Grande Encyclopédie Larousse 1971-1976Éd. 1971-1976
A

Arabie (suite)

Après la mort de Sa‘ūd le Grand, tué accidentellement sous les murs de Ṭā’if en 1814, Méhémet-Ali, le vice-roi d’Égypte, vient à bout des forces saoudites : en 1818, le royaume de Sa‘ūd est complètement écrasé ; un peu plus tard, en 1836-1837, une révolte des tribus suscitée par les Saoudites est noyée dans le sang. Le danger Saoudite écarté, les Turcs se désintéressent de la péninsule. L’Arabie retourne à l’anarchie et à l’isolement, et les tribus à leurs traditions séculaires. Les Anglais, qui ont occupé Aden en 1839, étendent leur zone d’influence le long des côtes vers Mascate, et établissent leur protectorat sur l’imāmat d’Oman (1891). À l’aube du xxe s., un homme tente, une fois de plus, de rendre au peuple arabe son unité : ‘Abd al-‘Azīz ibn Sa‘ūd*.

M. A.

➙ ‘Abd al-‘Azīz ibn Sa‘ūd / Arabes / Arabie Saoudite / Bahreïn / Islām / Koweït / Mahomet / Moyen-Orient / Oman / Ottomans / Qaṭar / Trucial States / Yémen.

 D. Hogarth, Arabia (Oxford, 1922). / M. F. von Oppenheim, Die Beduinen (Leipzig-Wiesbaden, 1939-1968 ; 4 vol.). / R. H. Sanger, The Arabian Peninsula (Ithaca, 1954). / P. Birot et J. Dresch, la Méditerranée et le Moyen-Orient, t. II (P. U. F., 1956). / J. Benoist-Méchin, Arabie, carrefour des siècles (A. Michel, 1961). / A. Hourani, Arabic Thought in the Liberal Age, 1796-1939 (Oxford, 1962). / F. Altheim et R. Stiehl, Die Araber in der alten Welt (Berlin, 1964 ; 5 vol.). / W. Dostal, Die Beduinen in Südarabien (Vienne, 1967).

Arabie Saoudite

En ar. al-Mamlaka al-‘Arabiyya al-Sa‘udiyya, principal État de la péninsule arabique ; capit. Riyāḍ.



L’État Saoudite formation et frontières

L’Arabie Saoudite est un État d’origine bédouine, qui exprime la mainmise récente par les tribus nomades, après la chute de l’Empire ottoman, sur les villes saintes de l’Arabie centrale, la suprématie du Nadjd sur le Hedjaz. À la hauteur des 20°-25° de latitude nord, deux régions humaines s’opposent en effet en Arabie.

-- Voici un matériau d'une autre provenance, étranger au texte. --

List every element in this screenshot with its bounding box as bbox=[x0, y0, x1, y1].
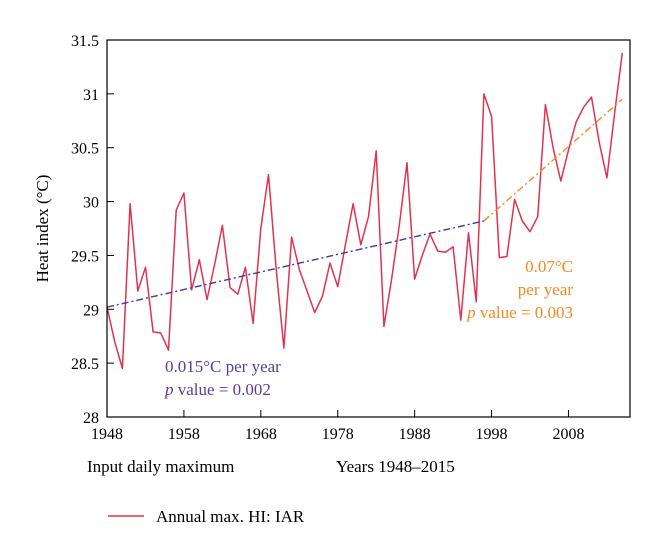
y-tick-label: 29 bbox=[83, 302, 99, 319]
plot-area bbox=[106, 52, 624, 370]
annotation-1-line-2: p value = 0.002 bbox=[164, 380, 271, 399]
y-tick-label: 30 bbox=[83, 195, 99, 212]
annotation-2-line-2: per year bbox=[518, 280, 574, 299]
y-axis-title: Heat index (°C) bbox=[33, 175, 52, 283]
x-tick-label: 1958 bbox=[168, 426, 200, 443]
x-tick-label: 1998 bbox=[476, 426, 508, 443]
x-axis-note: Input daily maximum bbox=[87, 457, 234, 476]
y-tick-label: 28.5 bbox=[71, 356, 99, 373]
plot-frame bbox=[106, 39, 631, 418]
annotation-2-line-3: p value = 0.003 bbox=[466, 303, 573, 322]
x-tick-label: 1948 bbox=[91, 426, 123, 443]
trend-line-1997-2015 bbox=[483, 98, 623, 222]
annotation-2-line-1: 0.07°C bbox=[525, 257, 573, 276]
x-tick-label: 1968 bbox=[245, 426, 277, 443]
x-tick-label: 2008 bbox=[552, 426, 584, 443]
x-tick-label: 1988 bbox=[399, 426, 431, 443]
y-tick-label: 31.5 bbox=[71, 33, 99, 50]
x-axis-title: Years 1948–2015 bbox=[336, 457, 455, 476]
annotation-1-line-1: 0.015°C per year bbox=[165, 357, 281, 376]
annotations: 0.015°C per year p value = 0.002 0.07°C per… bbox=[164, 257, 573, 399]
y-tick-label: 28 bbox=[83, 410, 99, 427]
legend: Annual max. HI: IAR bbox=[108, 507, 305, 526]
trend-line-1948-1997 bbox=[106, 220, 485, 308]
y-tick-label: 29.5 bbox=[71, 248, 99, 265]
legend-label: Annual max. HI: IAR bbox=[156, 507, 305, 526]
x-tick-label: 1978 bbox=[322, 426, 354, 443]
y-tick-label: 30.5 bbox=[71, 141, 99, 158]
axis-ticks: 28 28.5 29 29.5 30 30.5 31 31.5 1948 1958 1968 1978… bbox=[71, 33, 584, 443]
series-line-annual-max-hi bbox=[106, 52, 624, 370]
y-tick-label: 31 bbox=[83, 87, 99, 104]
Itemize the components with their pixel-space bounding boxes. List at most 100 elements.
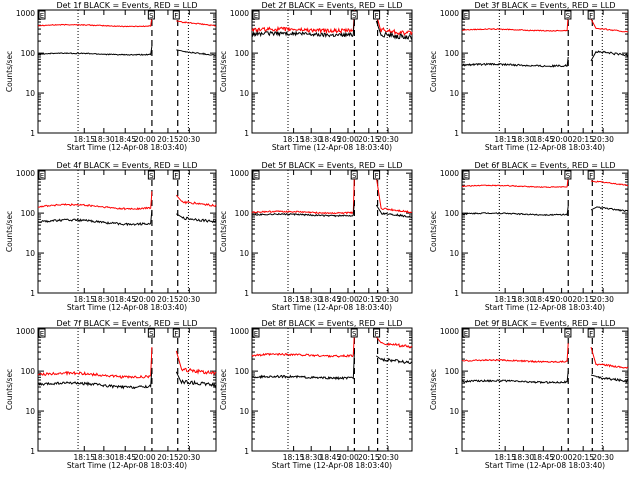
- x-tick-label: 20:00: [134, 295, 156, 304]
- y-axis-label: Counts/sec: [219, 369, 228, 410]
- plot-frame: [251, 169, 413, 294]
- flag-s-box: [350, 10, 358, 20]
- y-tick-label: 1: [454, 447, 459, 456]
- flag-e-box: [252, 328, 260, 338]
- flag-e: E: [40, 330, 44, 338]
- red-lld-line-post: [375, 176, 413, 214]
- flag-s-box: [564, 10, 572, 20]
- y-tick-label: 100: [445, 209, 460, 218]
- black-events-line-pre: [251, 351, 355, 381]
- x-tick-label: 20:30: [377, 453, 399, 462]
- x-tick-label: 18:45: [114, 453, 136, 462]
- panel-title: Det 5f BLACK = Events, RED = LLD: [261, 161, 402, 170]
- y-tick-label: 1000: [230, 9, 249, 18]
- x-tick-label: 20:30: [377, 135, 399, 144]
- red-lld-line-post: [175, 350, 217, 376]
- y-tick-label: 10: [25, 407, 35, 416]
- x-axis-label: Start Time (12-Apr-08 18:03:40): [485, 461, 605, 470]
- y-tick-label: 10: [239, 89, 249, 98]
- panel-1: Det 1f BLACK = Events, RED = LLD 1 10 100 10…: [5, 1, 217, 152]
- x-tick-label: 18:15: [283, 453, 305, 462]
- x-tick-label: 20:30: [178, 453, 200, 462]
- y-axis-label: Counts/sec: [5, 51, 14, 92]
- x-tick-label: 18:30: [300, 453, 322, 462]
- flag-f-box: [587, 170, 595, 180]
- panel-title: Det 6f BLACK = Events, RED = LLD: [474, 161, 615, 170]
- x-tick-label: 18:15: [494, 135, 516, 144]
- x-tick-label: 20:00: [551, 135, 573, 144]
- x-tick-label: 18:45: [114, 135, 136, 144]
- black-events-line-pre: [461, 56, 569, 68]
- y-tick-label: 10: [449, 407, 459, 416]
- black-events-line-post: [590, 374, 629, 383]
- flag-s: S: [566, 12, 571, 20]
- red-lld-line-pre: [251, 173, 355, 215]
- flag-e: E: [464, 330, 468, 338]
- x-tick-label: 20:00: [551, 453, 573, 462]
- y-tick-label: 100: [445, 367, 460, 376]
- panel-4: Det 4f BLACK = Events, RED = LLD 1 10 100 10…: [5, 161, 217, 312]
- red-lld-line-pre: [37, 347, 153, 379]
- red-lld-line-pre: [251, 9, 355, 35]
- y-tick-label: 1000: [230, 327, 249, 336]
- x-axis-label: Start Time (12-Apr-08 18:03:40): [67, 143, 187, 152]
- x-axis-label: Start Time (12-Apr-08 18:03:40): [485, 303, 605, 312]
- y-tick-label: 10: [239, 249, 249, 258]
- panel-title: Det 3f BLACK = Events, RED = LLD: [474, 1, 615, 10]
- flag-f: F: [589, 12, 593, 20]
- y-tick-label: 100: [235, 49, 250, 58]
- y-tick-label: 1: [30, 447, 35, 456]
- x-tick-label: 20:30: [178, 135, 200, 144]
- x-tick-label: 18:30: [513, 295, 535, 304]
- flag-s-box: [350, 328, 358, 338]
- red-lld-line-post: [590, 180, 629, 187]
- red-lld-line-pre: [461, 14, 569, 32]
- flag-f: F: [375, 172, 379, 180]
- x-tick-label: 18:15: [73, 453, 95, 462]
- x-tick-label: 18:30: [513, 453, 535, 462]
- black-events-line-pre: [461, 371, 569, 385]
- panel-title: Det 2f BLACK = Events, RED = LLD: [261, 1, 402, 10]
- flag-s: S: [352, 172, 357, 180]
- black-events-line-pre: [461, 206, 569, 217]
- y-tick-label: 100: [445, 49, 460, 58]
- black-events-line-post: [590, 206, 629, 213]
- x-tick-label: 18:45: [533, 453, 555, 462]
- x-tick-label: 18:30: [93, 295, 115, 304]
- red-lld-line-post: [175, 194, 217, 207]
- flag-s: S: [149, 330, 154, 338]
- black-events-line-post: [176, 213, 217, 224]
- y-axis-label: Counts/sec: [429, 51, 438, 92]
- flag-f-box: [172, 328, 180, 338]
- red-lld-line-post: [590, 346, 629, 369]
- x-tick-label: 18:15: [283, 135, 305, 144]
- plot-frame: [37, 169, 217, 294]
- y-tick-label: 10: [449, 89, 459, 98]
- x-tick-label: 18:30: [93, 453, 115, 462]
- flag-e-box: [38, 10, 46, 20]
- x-tick-label: 18:15: [73, 295, 95, 304]
- flag-e: E: [254, 12, 258, 20]
- black-events-line-pre: [37, 209, 153, 227]
- flag-f-box: [373, 10, 381, 20]
- y-tick-label: 1: [244, 129, 249, 138]
- flag-e-box: [462, 328, 470, 338]
- red-lld-line-post: [176, 20, 217, 27]
- x-axis-label: Start Time (12-Apr-08 18:03:40): [272, 461, 392, 470]
- y-tick-label: 1000: [440, 9, 459, 18]
- black-events-line-post: [375, 355, 413, 365]
- x-tick-label: 20:30: [377, 295, 399, 304]
- y-tick-label: 100: [21, 367, 36, 376]
- x-tick-label: 20:15: [358, 295, 380, 304]
- black-events-line-pre: [37, 46, 153, 56]
- x-tick-label: 20:15: [572, 295, 594, 304]
- y-axis-label: Counts/sec: [219, 211, 228, 252]
- flag-e-box: [462, 170, 470, 180]
- black-events-line-pre: [251, 16, 355, 39]
- y-tick-label: 1: [454, 289, 459, 298]
- x-tick-label: 18:15: [494, 453, 516, 462]
- panel-title: Det 8f BLACK = Events, RED = LLD: [261, 319, 402, 328]
- panel-title: Det 7f BLACK = Events, RED = LLD: [56, 319, 197, 328]
- x-tick-label: 18:45: [114, 295, 136, 304]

Le Hedjaz est un pays de bassins effondrés, en contrebas du front montagneux occidental de la péninsule, communiquant facilement avec la côte par des dislocations transverses. C’est le pays des villes oasis de La Mecque* et Médine, lieu d’origine de l’islām, siège en tout temps d’une bourgeoisie urbaine qui a utilisé ses capitaux dans des entreprises commerciales et caravanières et exploité le pèlerinage aux lieux saints, tandis que le travail de la terre dans les oasis était assuré par des classes serviles, composées en partie d’esclaves noirs. Tolérantes en raison de l’afflux de pèlerins de sectes musulmanes très diverses, ces villes sont de mentalité orthodoxe mais non rigoriste. Elles ont été fortement marquées par leur intégration à l’Empire ottoman (renforcée par le chemin de fer du Hedjaz, qui atteint Médine en 1908).

En face du Hedjaz, le Nadjd est un haut pays massif et désertique, où les rares oasis (al-Djawf en bordure nord du Grand Nufūd, Ḥā‘il au sud) sont strictement subordonnées aux nomades. C’est le pays des grandes tribus bédouines. Enrégimentées depuis l’islam par la bourgeoisie des cités du Hedjaz, elles ont toujours été un peu anarchistes et indépendantes.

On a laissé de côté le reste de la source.